In a newly-released decision posted on its website, the National Energy Board confirmed that it was reducing the $100,000 fine - related to the damage caused by Enbridge — to $76,000, agreeing that the rules used to impose the fine only require pipeline operators to provide "reasonable assistance" to the regulator and not the private landowners. The decision said that Enbridge only agreed to assist the landowners in 2014 when an NEB inspector told them to help.

The NEB also announced it was rescinding a separate $100,000 fine against Enbridge, withdrawing allegations of a worker safety violation.

Enbridge did not respond to requests for comment about its efforts to challenge the fines, while the NEB referred National Observer to its decision.
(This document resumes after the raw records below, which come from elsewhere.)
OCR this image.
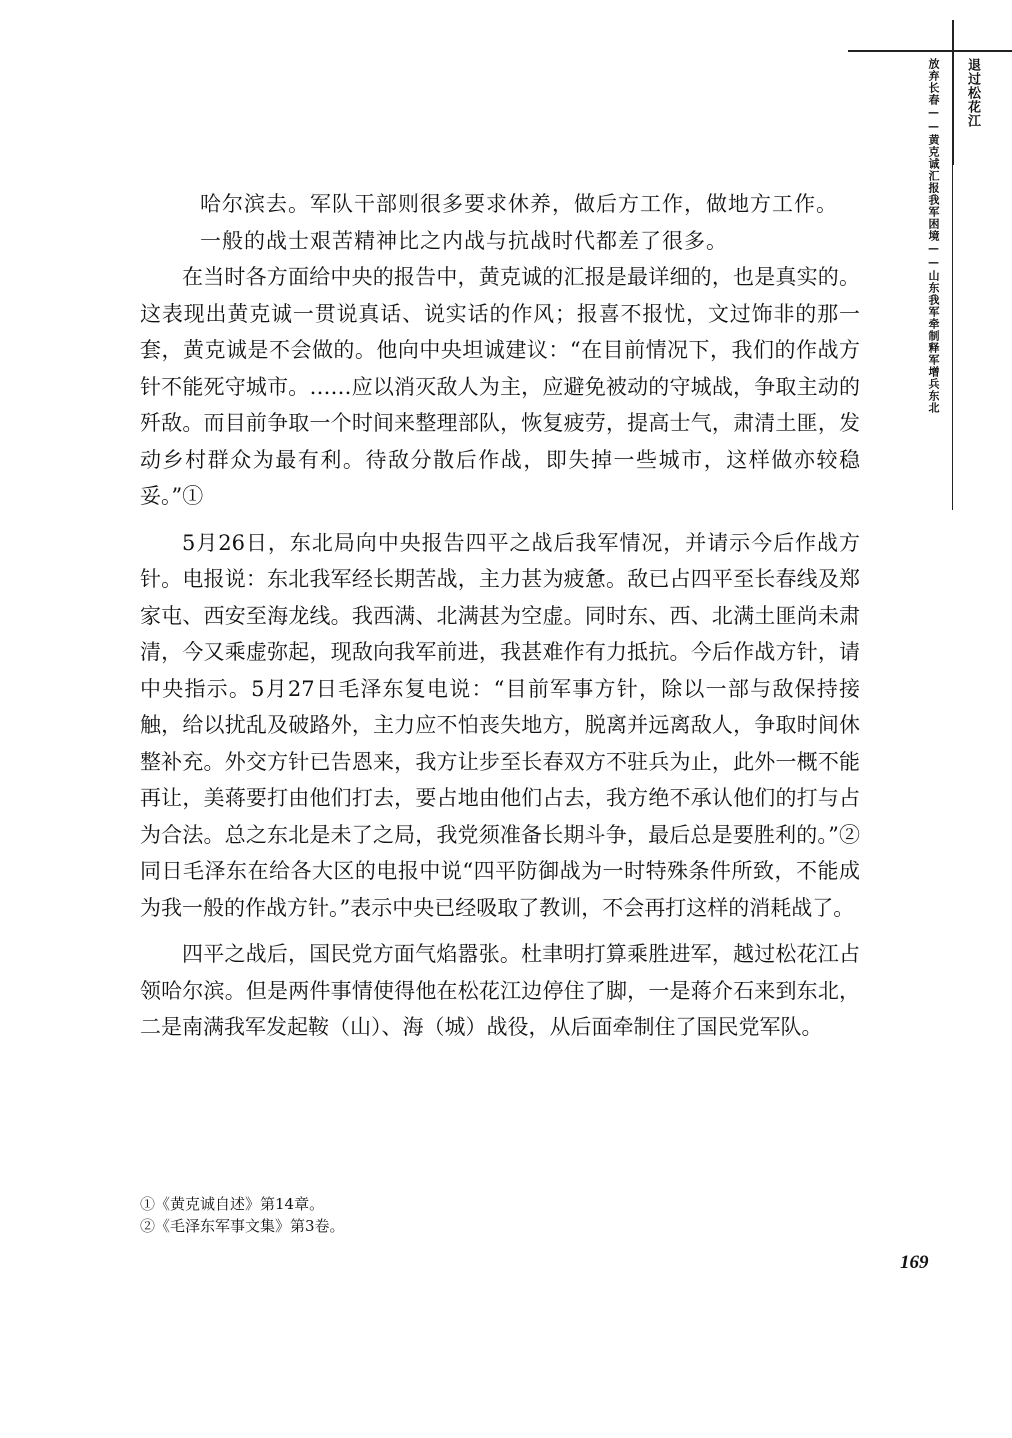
退过松花江
放弃长春——黄克诚汇报我军困境——山东我军牵制释军增兵东北

哈尔滨去。军队干部则很多要求休养，做后方工作，做地方工作。

一般的战士艰苦精神比之内战与抗战时代都差了很多。

在当时各方面给中央的报告中，黄克诚的汇报是最详细的，也是真实的。这表现出黄克诚一贯说真话、说实话的作风；报喜不报忧，文过饰非的那一套，黄克诚是不会做的。他向中央坦诚建议：“在目前情况下，我们的作战方针不能死守城市。……应以消灭敌人为主，应避免被动的守城战，争取主动的歼敌。而目前争取一个时间来整理部队，恢复疲劳，提高士气，肃清土匪，发动乡村群众为最有利。待敌分散后作战，即失掉一些城市，这样做亦较稳妥。”①

5月26日，东北局向中央报告四平之战后我军情况，并请示今后作战方针。电报说：东北我军经长期苦战，主力甚为疲惫。敌已占四平至长春线及郑家屯、西安至海龙线。我西满、北满甚为空虚。同时东、西、北满土匪尚未肃清，今又乘虚弥起，现敌向我军前进，我甚难作有力抵抗。今后作战方针，请中央指示。5月27日毛泽东复电说：“目前军事方针，除以一部与敌保持接触，给以扰乱及破路外，主力应不怕丧失地方，脱离并远离敌人，争取时间休整补充。外交方针已告恩来，我方让步至长春双方不驻兵为止，此外一概不能再让，美蒋要打由他们打去，要占地由他们占去，我方绝不承认他们的打与占为合法。总之东北是未了之局，我党须准备长期斗争，最后总是要胜利的。”②同日毛泽东在给各大区的电报中说“四平防御战为一时特殊条件所致，不能成为我一般的作战方针。”表示中央已经吸取了教训，不会再打这样的消耗战了。

四平之战后，国民党方面气焰嚣张。杜聿明打算乘胜进军，越过松花江占领哈尔滨。但是两件事情使得他在松花江边停住了脚，一是蒋介石来到东北，二是南满我军发起鞍（山）、海（城）战役，从后面牵制住了国民党军队。

①《黄克诚自述》第14章。
②《毛泽东军事文集》第3卷。
169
The company has previously admitted it didn't live up to its own expectations or those of landowners and deserved to be criticized for the problems caused in 2014 during the botched work in Cromer, Manitoba.
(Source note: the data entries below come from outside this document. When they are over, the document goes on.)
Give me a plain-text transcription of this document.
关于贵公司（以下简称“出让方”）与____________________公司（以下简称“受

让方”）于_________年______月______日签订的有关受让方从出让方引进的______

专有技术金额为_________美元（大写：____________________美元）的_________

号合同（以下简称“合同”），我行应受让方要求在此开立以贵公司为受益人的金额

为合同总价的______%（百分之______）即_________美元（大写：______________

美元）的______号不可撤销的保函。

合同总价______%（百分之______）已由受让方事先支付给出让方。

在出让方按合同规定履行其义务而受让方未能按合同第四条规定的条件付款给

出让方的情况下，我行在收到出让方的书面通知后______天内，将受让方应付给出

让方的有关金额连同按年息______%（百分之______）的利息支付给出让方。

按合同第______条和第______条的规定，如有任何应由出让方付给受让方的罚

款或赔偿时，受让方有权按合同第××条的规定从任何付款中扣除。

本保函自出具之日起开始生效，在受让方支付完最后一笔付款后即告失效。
But an organization that defends landowner rights is blaming the NEB for causing the problem in the first place when it gave Enbridge a “right-of-entry” on private property, instead of requiring the company to negotiate a contract with landowners for access needed to refurbish the Line 3 pipeline that runs from Hardisty, Alberta to Superior, Wisconsin.

“The NEB went ahead and gave right-of-entry anyway, which compromised the landowners’ rights to negotiate a contract that would have protected them,” said Dave Core, president of the Canadian Association of Energy and Pipeline Landowners Associations (CAEPLA), in an interview.

The NEB had issued an order that forced Enbridge to stop its pipeline replacement work for a few weeks in the summer of 2014, following numerous complaints from landowners in Cromer about property and environmental damage.

“Basically, what Enbridge is saying to the NEB is we’re answerable to you and it’s because of NEB regulations,” Core said. “They’re not answerable to landowners. The NEB actually compromises landowner rights. It compromises the environment and safety, because those are the issues that we negotiate if we were able to negotiate with pipeline companies.”

The regulator’s decision to reduce the fine was based on a review that confirmed Enbridge had violated the National Energy Board Act, and failed to honour 15 separate commitments made as part of an environmental protection plan for the replacement work.

“The Board is of the view that Enbridge’s failure to implement mitigation measures, in particular those relating to soil handling, erosion and sediment control and drainage control, resulted in increased risk of harm to the environment,” said a Feb. 5, 2016 letter, signed by NEB chair Peter Watson and two other NEB members who conducted the review of the fine. “The Board finds that at the time of the July (2014) inspection, risk to the (environment) had materialized and environmental damage had occurred, including significant erosion and admixing of topsoil and subsoil… substantial amounts of sedimentation in various wetlands and migration of soils on and off of the Project RoW (right-of-way).”

Enbridge had requested the review for the fines after the NEB first proposed them in February 2015.

Watson’s newly-released letter said Enbridge told the regulator that the rules only require it to provide “reasonable assistance to the Board, and not to the landowner.”

An internal NEB inspection report from February 2014 also revealed that the regulator had cancelled an integrity inspection at that time after one of its inspectors called in sick. Another inspector was able to carry out an environmental inspection at that time, but Core, from the landowner rights association, said it failed to address the concerns of the landowners.

“The NEB inspector went out in February (2014) and approved what was going on,” Core said. “And it was only when landowners stood up and worked with CAEPLA that we got the NEB out and proved to them that what was happening was devastating to the land and the environment and were able to get a stop work order.”

The latest decision was released with the NEB now in the final stages of reviewing Enbridge’s proposal to complete the replacement work - a $7.5 billion project that would be the largest in company history - doubling the pipeline’s capacity to about 760,000 barrels of oil per day.

But Core said the damage in Cromer has prompted the company to reach agreements with hundreds of local landowners on the route. He said he believes this will improve monitoring and environmental protection, without any help from the NEB.

“We don't want the NEB doing this stuff because we don't trust the NEB,” said Core. “We don't trust the NEB whatsoever. We trust ourselves as property owners to do this.”

Editor's note: This story has been corrected to reflect that the fine for environmental damage was reduced from $100,000 to $76,000. The original version of story, incorrectly stated that this fine was reduced to $78,000.